Dogma

by Steven H. Cullinane on August 17, 1999

"It is in imageless contemplation that the soul comes to the... knowledge of reality; consequently, for St. Bernard... the fewer distracting symbols the better."
-- Aldous Huxley, The Perennial Philosophy (1945), a Harper paperback, 1970, page 264

In the same book, in the upper right corner of the page facing St. Bernard, the page number "265" and the word "reality" are juxtaposed.
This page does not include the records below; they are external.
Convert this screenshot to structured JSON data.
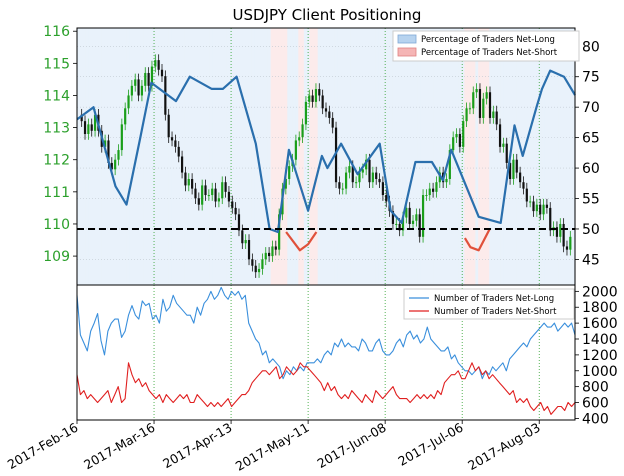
{
  "chart_data": [
    {
      "type": "line",
      "title": "USDJPY Client Positioning",
      "x_tick_labels": [
        "2017-Feb-16",
        "2017-Mar-16",
        "2017-Apr-13",
        "2017-May-11",
        "2017-Jun-08",
        "2017-Jul-06",
        "2017-Aug-03"
      ],
      "x_range": [
        "2017-Feb-16",
        "2017-Aug-16"
      ],
      "left_axis": {
        "ylim": [
          108.1,
          116.1
        ],
        "ticks": [
          "109",
          "110",
          "111",
          "112",
          "113",
          "114",
          "115",
          "116"
        ],
        "color": "#2ca02c"
      },
      "right_axis": {
        "ylim": [
          40.8,
          83.0
        ],
        "ticks": [
          "45",
          "50",
          "55",
          "60",
          "65",
          "70",
          "75",
          "80"
        ]
      },
      "legend": {
        "position": "top-right",
        "entries": [
          "Percentage of Traders Net-Long",
          "Percentage of Traders Net-Short"
        ],
        "colors": [
          "#b7d3ef",
          "#f5b5b5"
        ]
      },
      "reference_line": {
        "value": 50,
        "style": "dashed",
        "color": "#000000"
      },
      "price_closes": [
        113.2,
        112.8,
        113.1,
        112.9,
        113.4,
        112.9,
        112.4,
        112.6,
        111.9,
        111.7,
        112.0,
        112.3,
        113.1,
        113.6,
        114.0,
        114.3,
        114.5,
        114.0,
        114.3,
        114.7,
        114.3,
        114.9,
        115.1,
        114.8,
        114.6,
        113.4,
        112.7,
        112.6,
        112.4,
        112.1,
        111.6,
        111.2,
        111.4,
        111.1,
        110.8,
        110.6,
        111.2,
        110.9,
        110.9,
        111.1,
        110.7,
        110.8,
        111.3,
        111.0,
        110.7,
        110.5,
        110.3,
        109.8,
        109.4,
        109.5,
        108.9,
        108.7,
        108.5,
        108.6,
        108.9,
        109.1,
        109.0,
        109.3,
        109.2,
        110.3,
        111.1,
        111.4,
        111.8,
        112.0,
        112.6,
        112.7,
        113.1,
        113.8,
        114.0,
        113.8,
        114.2,
        114.0,
        113.6,
        113.5,
        113.3,
        113.0,
        111.3,
        111.1,
        111.1,
        111.6,
        111.8,
        111.3,
        111.3,
        111.6,
        111.7,
        112.0,
        111.3,
        111.6,
        111.4,
        111.3,
        110.9,
        110.7,
        110.4,
        110.0,
        110.0,
        109.8,
        110.2,
        110.5,
        110.0,
        110.1,
        110.3,
        109.6,
        110.9,
        110.9,
        111.1,
        111.0,
        111.3,
        111.6,
        111.3,
        111.4,
        112.3,
        112.7,
        112.8,
        112.4,
        113.2,
        113.6,
        113.6,
        114.1,
        114.2,
        113.3,
        113.9,
        114.1,
        113.3,
        113.5,
        113.1,
        112.4,
        112.5,
        111.9,
        111.4,
        112.0,
        111.6,
        111.3,
        111.1,
        110.7,
        110.7,
        110.4,
        110.6,
        110.3,
        110.6,
        110.5,
        109.8,
        109.9,
        109.6,
        110.0,
        109.3,
        109.2,
        109.6
      ],
      "series": [
        {
          "name": "Percentage of Traders Net-Long",
          "x": [
            "2017-02-16",
            "2017-02-22",
            "2017-03-02",
            "2017-03-06",
            "2017-03-11",
            "2017-03-15",
            "2017-03-24",
            "2017-03-29",
            "2017-04-02",
            "2017-04-06",
            "2017-04-10",
            "2017-04-15",
            "2017-04-22",
            "2017-04-27",
            "2017-04-30",
            "2017-05-04",
            "2017-05-11",
            "2017-05-16",
            "2017-05-18",
            "2017-05-23",
            "2017-05-29",
            "2017-06-06",
            "2017-06-10",
            "2017-06-14",
            "2017-06-19",
            "2017-06-25",
            "2017-06-29",
            "2017-07-02",
            "2017-07-12",
            "2017-07-20",
            "2017-07-25",
            "2017-07-28",
            "2017-08-02",
            "2017-08-04",
            "2017-08-07",
            "2017-08-12",
            "2017-08-16"
          ],
          "y": [
            68,
            70,
            57,
            54,
            65,
            74,
            71,
            75,
            74,
            73,
            73,
            75,
            64,
            50,
            49.5,
            63,
            53,
            62,
            60,
            64,
            59,
            64,
            53,
            51,
            61,
            61,
            58,
            63,
            52,
            51,
            67,
            62,
            70,
            73,
            76,
            75,
            72
          ]
        },
        {
          "name": "Percentage of Traders Net-Short",
          "x": [
            "2017-05-03",
            "2017-05-08",
            "2017-05-11",
            "2017-05-14",
            "2017-07-07",
            "2017-07-09",
            "2017-07-12",
            "2017-07-16"
          ],
          "y": [
            49.5,
            46.5,
            47.5,
            49.5,
            48.5,
            47,
            46.5,
            50
          ]
        }
      ]
    },
    {
      "type": "line",
      "x_range": [
        "2017-Feb-16",
        "2017-Aug-16"
      ],
      "ylim": [
        380,
        2080
      ],
      "yticks": [
        "400",
        "600",
        "800",
        "1000",
        "1200",
        "1400",
        "1600",
        "1800",
        "2000"
      ],
      "legend": {
        "position": "top-right",
        "entries": [
          "Number of Traders Net-Long",
          "Number of Traders Net-Short"
        ]
      },
      "series": [
        {
          "name": "Number of Traders Net-Long",
          "color": "#3a8fdc",
          "values": [
            1950,
            1450,
            1350,
            1250,
            1500,
            1600,
            1720,
            1380,
            1200,
            1500,
            1600,
            1650,
            1650,
            1420,
            1500,
            1700,
            1820,
            1700,
            1650,
            1880,
            1820,
            1850,
            1650,
            1700,
            1600,
            1900,
            1750,
            1800,
            1950,
            1850,
            1800,
            1750,
            1700,
            1700,
            1600,
            1800,
            1700,
            1850,
            1900,
            2000,
            1900,
            1950,
            2050,
            1950,
            1900,
            2000,
            1950,
            2000,
            1900,
            1950,
            1600,
            1500,
            1400,
            1350,
            1200,
            1250,
            1100,
            1150,
            1100,
            1050,
            900,
            1000,
            950,
            1050,
            1000,
            1050,
            1000,
            1100,
            1100,
            1100,
            1150,
            1100,
            1200,
            1250,
            1200,
            1350,
            1300,
            1400,
            1300,
            1350,
            1300,
            1300,
            1250,
            1400,
            1350,
            1250,
            1250,
            1350,
            1400,
            1250,
            1200,
            1200,
            1250,
            1350,
            1400,
            1300,
            1450,
            1500,
            1400,
            1450,
            1350,
            1400,
            1550,
            1400,
            1350,
            1300,
            1250,
            1250,
            1300,
            1150,
            1200,
            1100,
            1050,
            1000,
            1000,
            950,
            1000,
            1050,
            900,
            1000,
            950,
            1050,
            1000,
            1050,
            1100,
            1000,
            1150,
            1200,
            1250,
            1300,
            1350,
            1300,
            1400,
            1450,
            1500,
            1550,
            1600,
            1550,
            1550,
            1600,
            1500,
            1550,
            1600,
            1550,
            1600,
            1450
          ]
        },
        {
          "name": "Number of Traders Net-Short",
          "color": "#e02020",
          "values": [
            950,
            700,
            750,
            650,
            700,
            650,
            600,
            650,
            700,
            750,
            600,
            700,
            800,
            600,
            650,
            1100,
            950,
            850,
            900,
            800,
            850,
            750,
            700,
            650,
            700,
            600,
            700,
            650,
            600,
            650,
            700,
            650,
            700,
            600,
            600,
            700,
            650,
            600,
            550,
            600,
            550,
            600,
            550,
            600,
            650,
            550,
            600,
            650,
            700,
            700,
            750,
            850,
            900,
            950,
            1000,
            1000,
            950,
            1000,
            1050,
            900,
            950,
            1050,
            1000,
            950,
            1000,
            1100,
            1050,
            1050,
            1000,
            950,
            900,
            850,
            750,
            850,
            750,
            800,
            700,
            650,
            700,
            650,
            750,
            700,
            650,
            600,
            700,
            650,
            600,
            750,
            700,
            650,
            700,
            750,
            800,
            700,
            650,
            650,
            650,
            600,
            650,
            700,
            650,
            700,
            650,
            700,
            650,
            750,
            700,
            850,
            900,
            950,
            950,
            1000,
            900,
            900,
            1000,
            1100,
            1000,
            1050,
            950,
            1000,
            900,
            950,
            900,
            850,
            800,
            750,
            700,
            750,
            600,
            650,
            600,
            650,
            550,
            500,
            550,
            600,
            500,
            550,
            450,
            500,
            550,
            550,
            500,
            600,
            550,
            600
          ]
        }
      ]
    }
  ]
}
Again on page 265 -- this time in a book edited by Holly Stevens, The Palm at the End of the Mind (Vintage paperback, 1972) -- we find a contemplation of Reality, in a 1945 poem by Wallace Stevens, "The Pure Good of Theory." It is instructive to compare the four sections of Stevens's poem with the "four fundamental doctrines of the Perennial Philosophy" expounded by Aldous Huxley in his 1944 introduction to the Bhagavad Gita. Could Stevens's reference to "night's middle witch" be to "rajas," as described in Chapter XIV of the Gita? We may, quite arbitrarily, take Stevens's "page of a wiggy book" to refer, in T. S. Eliot's The Varieties of Metaphysical Poetry (Harvest Paperback, 1996) to -- yet again -- page 265. Here Eliot quotes Dante's phrase describing entry into paradise: "like a diamond struck by the sun."

Eliot's book is certainly wiggy; whether this page of his book adequately expresses Stevens's heavenly reality -- "eloquences of light's faculties" in a space "free from time" -- the reader may decide. At any rate, the page number is real enough.